Durig clicks forward to the next stack, and the dot moves by a centimeter. Another click, and it moves again.
That’s how he knows he is looking at the comet, something swift and surrounded by dust, something that does not behave like anything else in the sky.
Durig sends his images and a record of the comet’s location to the Minor Planet Center — another drop of data in the bucket of scientific knowledge.
Consistent observations like this, conducted by the same people using the same instruments every night, will be even more important once the comet becomes visible in the Southern Hemisphere, where many of the world’s biggest telescopes are positioned. They need to be pointed with extreme precision, so astronomers must have a firm handle on the comet’s trajectory and things that might subtly alter it, such as outbursts of gas.
An accurate orbit is also key to astronomers’ most ambitious plan for the comet.
“If we can get the best possible trajectory, so we can trace it back with the exact direction it’s coming in . . . maybe we can find out what the origin system is,” said Farnocchia, the Jet Propulsion Laboratory engineer.
Identifying the comet’s parent star would be a tremendous feat, the astronomical equivalent of tracing a message in a bottle back to the person who sent it millions of years ago from billions of miles away. It may not turn out to be possible, most scientists acknowledge.

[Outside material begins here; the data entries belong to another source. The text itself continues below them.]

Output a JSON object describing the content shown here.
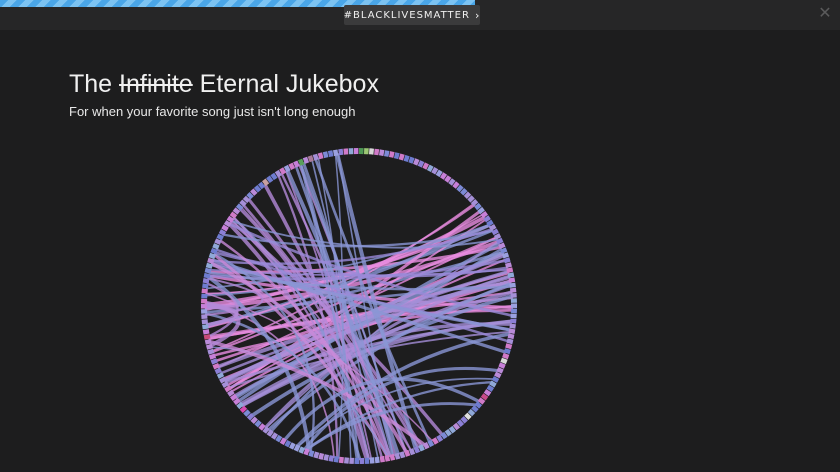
{
  "banner": {
    "label": "#BLACKLIVESMATTER",
    "chevron": "›"
  },
  "close": {
    "icon": "close-icon",
    "glyph": "✕"
  },
  "title": {
    "word1": "The",
    "struck": "Infinite",
    "rest": "Eternal Jukebox"
  },
  "subtitle": "For when your favorite song just isn't long enough",
  "playback_progress": 0.565,
  "colors": {
    "background": "#1d1d1e",
    "topbar": "#262627",
    "progress": "#4aa6e8",
    "edge_pink": "#e98ce0",
    "edge_lavender": "#a58fd8",
    "edge_blue": "#8a96d4"
  }
}
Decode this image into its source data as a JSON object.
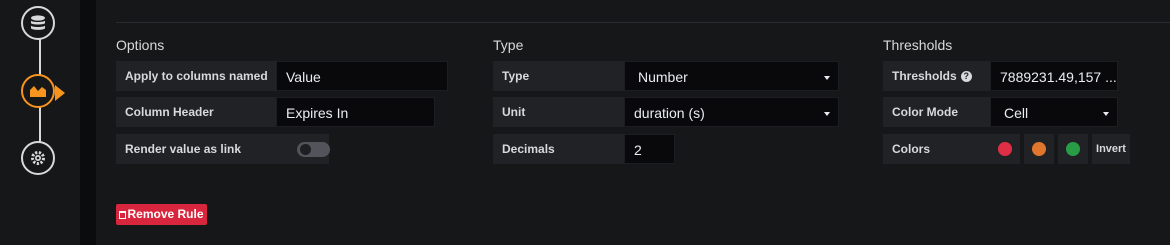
{
  "options": {
    "title": "Options",
    "apply_label": "Apply to columns named",
    "apply_value": "Value",
    "header_label": "Column Header",
    "header_value": "Expires In",
    "link_label": "Render value as link"
  },
  "type_section": {
    "title": "Type",
    "type_label": "Type",
    "type_value": "Number",
    "unit_label": "Unit",
    "unit_value": "duration (s)",
    "decimals_label": "Decimals",
    "decimals_value": "2"
  },
  "thresholds": {
    "title": "Thresholds",
    "thresholds_label": "Thresholds",
    "thresholds_value": "7889231.49,157 ...",
    "color_mode_label": "Color Mode",
    "color_mode_value": "Cell",
    "colors_label": "Colors",
    "colors": [
      "#e02f44",
      "#e0752d",
      "#299c46"
    ],
    "invert_label": "Invert"
  },
  "remove_rule_label": "Remove Rule",
  "accent": "#f7941e"
}
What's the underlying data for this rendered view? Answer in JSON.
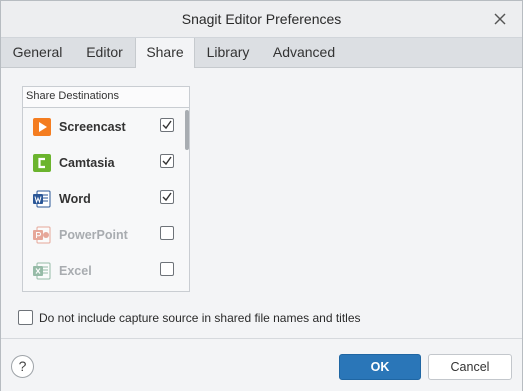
{
  "window": {
    "title": "Snagit Editor Preferences"
  },
  "tabs": [
    {
      "label": "General",
      "active": false
    },
    {
      "label": "Editor",
      "active": false
    },
    {
      "label": "Share",
      "active": true
    },
    {
      "label": "Library",
      "active": false
    },
    {
      "label": "Advanced",
      "active": false
    }
  ],
  "share_destinations": {
    "header": "Share Destinations",
    "items": [
      {
        "label": "Screencast",
        "icon": "screencast-icon",
        "checked": true,
        "enabled": true
      },
      {
        "label": "Camtasia",
        "icon": "camtasia-icon",
        "checked": true,
        "enabled": true
      },
      {
        "label": "Word",
        "icon": "word-icon",
        "checked": true,
        "enabled": true
      },
      {
        "label": "PowerPoint",
        "icon": "powerpoint-icon",
        "checked": false,
        "enabled": false
      },
      {
        "label": "Excel",
        "icon": "excel-icon",
        "checked": false,
        "enabled": false
      }
    ]
  },
  "options": {
    "exclude_source_label": "Do not include capture source in shared file names and titles",
    "exclude_source_checked": false
  },
  "footer": {
    "help_label": "?",
    "ok_label": "OK",
    "cancel_label": "Cancel"
  },
  "colors": {
    "accent": "#2a76b8",
    "screencast": "#f47d20",
    "camtasia": "#6bb42e",
    "word": "#2b5797",
    "powerpoint": "#d24726",
    "excel": "#217346"
  }
}
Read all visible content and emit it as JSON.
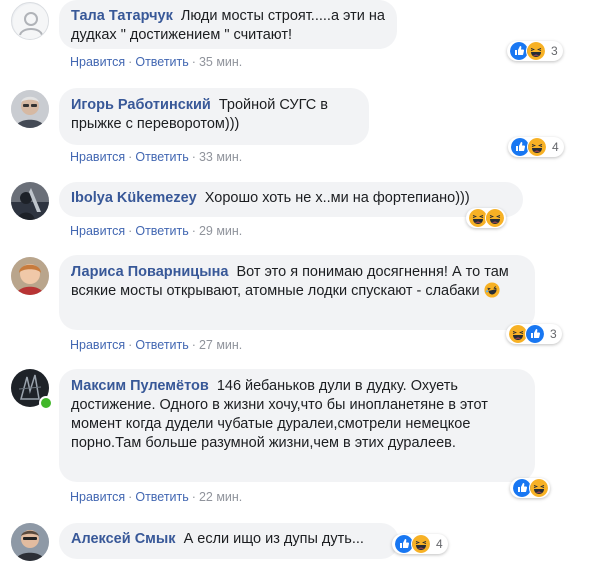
{
  "comments": [
    {
      "author": "Тала Татарчук",
      "text": "Люди мосты строят.....а эти на дудках \" достижением \" считают!",
      "reactions": [
        "like",
        "haha"
      ],
      "reaction_count": "3",
      "like": "Нравится",
      "reply": "Ответить",
      "time": "35 мин."
    },
    {
      "author": "Игорь Работинский",
      "text": "Тройной СУГС в прыжке с переворотом)))",
      "reactions": [
        "like",
        "haha"
      ],
      "reaction_count": "4",
      "like": "Нравится",
      "reply": "Ответить",
      "time": "33 мин."
    },
    {
      "author": "Ibolya Kükemezey",
      "text": "Хорошо хоть не х..ми на фортепиано)))",
      "reactions": [
        "haha",
        "haha"
      ],
      "reaction_count": "",
      "like": "Нравится",
      "reply": "Ответить",
      "time": "29 мин."
    },
    {
      "author": "Лариса Поварницына",
      "text": "Вот это я понимаю досягнення! А то там всякие мосты открывают, атомные лодки спускают - слабаки",
      "reactions": [
        "haha",
        "like"
      ],
      "reaction_count": "3",
      "like": "Нравится",
      "reply": "Ответить",
      "time": "27 мин."
    },
    {
      "author": "Максим Пулемётов",
      "text": "146 йебаньков дули в дудку. Охуеть достижение. Одного в жизни хочу,что бы инопланетяне в этот момент когда дудели чубатые дуралеи,смотрели немецкое порно.Там больше разумной жизни,чем в этих дуралеев.",
      "reactions": [
        "like",
        "haha"
      ],
      "reaction_count": "",
      "like": "Нравится",
      "reply": "Ответить",
      "time": "22 мин."
    },
    {
      "author": "Алексей Смык",
      "text": "А если ищо из дупы дуть...",
      "reactions": [
        "like",
        "haha"
      ],
      "reaction_count": "4",
      "like": "",
      "reply": "",
      "time": ""
    }
  ],
  "colors": {
    "author": "#385898",
    "link": "#4267b2",
    "bubble": "#f2f3f5",
    "like": "#1877f2",
    "haha": "#f7b125",
    "online": "#42b72a"
  }
}
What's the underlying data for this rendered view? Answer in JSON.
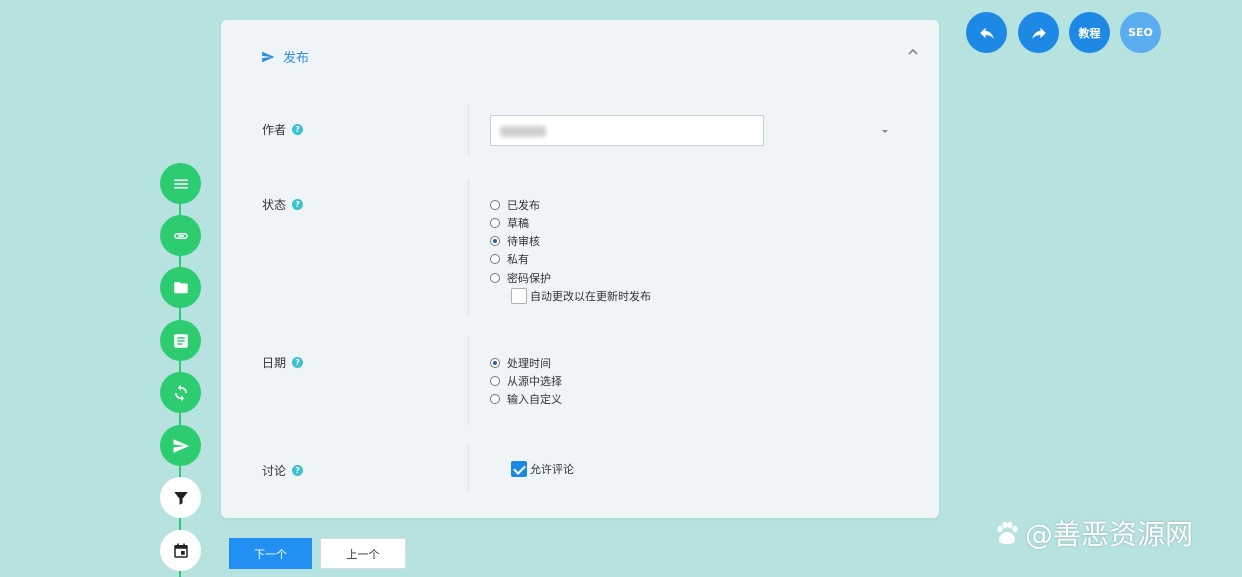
{
  "colors": {
    "accent": "#1e88e5",
    "step_green": "#2ecc71",
    "help_teal": "#3cc1cf",
    "background": "#b6e3e0"
  },
  "toolbar": {
    "undo_icon": "undo-icon",
    "redo_icon": "redo-icon",
    "tutorial_label": "教程",
    "seo_label": "SEO"
  },
  "section": {
    "title": "发布",
    "icon": "send-icon"
  },
  "author": {
    "label": "作者"
  },
  "status": {
    "label": "状态",
    "options": [
      "已发布",
      "草稿",
      "待审核",
      "私有",
      "密码保护"
    ],
    "selected": "待审核",
    "auto_change_label": "自动更改以在更新时发布"
  },
  "date": {
    "label": "日期",
    "options": [
      "处理时间",
      "从源中选择",
      "输入自定义"
    ],
    "selected": "处理时间"
  },
  "discussion": {
    "label": "讨论",
    "allow_comments_label": "允许评论",
    "allow_comments_checked": true
  },
  "steps": [
    "menu-icon",
    "link-icon",
    "folder-icon",
    "article-icon",
    "sync-icon",
    "send-icon",
    "filter-icon",
    "calendar-icon"
  ],
  "buttons": {
    "next_label": "下一个",
    "prev_label": "上一个"
  },
  "watermark": {
    "text": "@善恶资源网"
  }
}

But maybe that’s okay, they say. Because the comet will have already revealed so much else. It will have told us something about the birth of solar systems. It will have connected our home to the workings of the wider galaxy. And now that we have seen it, it is easier to believe that more are out there to be found.
Here on Earth, together in the darkness, Durig and his fellow astronomers will be waiting.